Travailleuses du sexe, toutes victimes d’un système ?

Avril Forrest - FAML

“C’est le contrôle exercé sur nous qui est violent, cette faculté de décider à notre place ce qui est digne de ce qui ne l’est pas.[1]

Ça s’est passé en mars dernier : notre plat pays a voté à la majorité, pour une nouvelle loi visant à décriminaliser le travail du sexe.

Entrée en vigueur le 1er juin 2022, cette loi fait de la Belgique le premier pays européen à dépénaliser la prostitution et devrait permettre aux travailleur.euse.s du sexe (TDS) de sortir de l’illégalité et de profiter, comme tout autre travailleur, d’un véritable statut, de protections sociales et de santé[2]. Incorporation du principe de consentement, dépénalisation du travail du sexe, mais aussi extension de la définition juridique du viol, voilà, entre autres, ce que comprend cette réforme.

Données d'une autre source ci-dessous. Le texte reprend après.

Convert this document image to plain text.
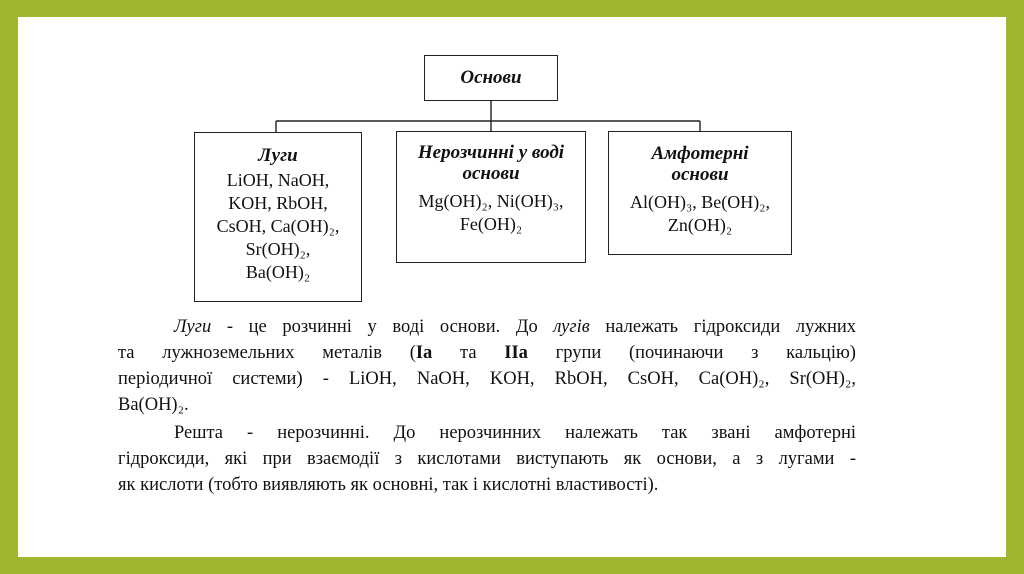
Основи
Луги
LiOH, NaOH,
KOH, RbOH,
CsOH, Ca(OH)₂,
Sr(OH)₂,
Ba(OH)₂
Нерозчинні у воді
основи
Mg(OH)₂, Ni(OH)₃,
Fe(OH)₂
Амфотерні
основи
Al(OH)₃, Be(OH)₂,
Zn(OH)₂
Луги - це розчинні у воді основи. До лугів належать гідроксиди лужних
та лужноземельних металів (Ia та IIa групи (починаючи з кальцію)
періодичної системи) - LiOH, NaOH, KOH, RbOH, CsOH, Ca(OH)₂, Sr(OH)₂,
Ba(OH)₂.
Решта - нерозчинні. До нерозчинних належать так звані амфотерні
гідроксиди, які при взаємодії з кислотами виступають як основи, а з лугами -
як кислоти (тобто виявляють як основні, так і кислотні властивості).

Les concerné.es poussent un énorme “ouf” de soulagement et cela semble être, effectivement, une très bonne nouvelle pour assurer leur sécurité et leur permettre de sortir de la stigmatisation sociale et de l’insécurité dans laquelle ils et elles se trouvent.

Pourtant, en dehors de ce “ouf” partagé par les TDS ainsi que de nombreux organismes (OMS, Amnesty, Médecins du Monde,….), d’autres voix s’élèvent, contestant cette vision et assurant qu’une dépénalisation de la prostitution ne serait, au final, pas si favorable aux TDS.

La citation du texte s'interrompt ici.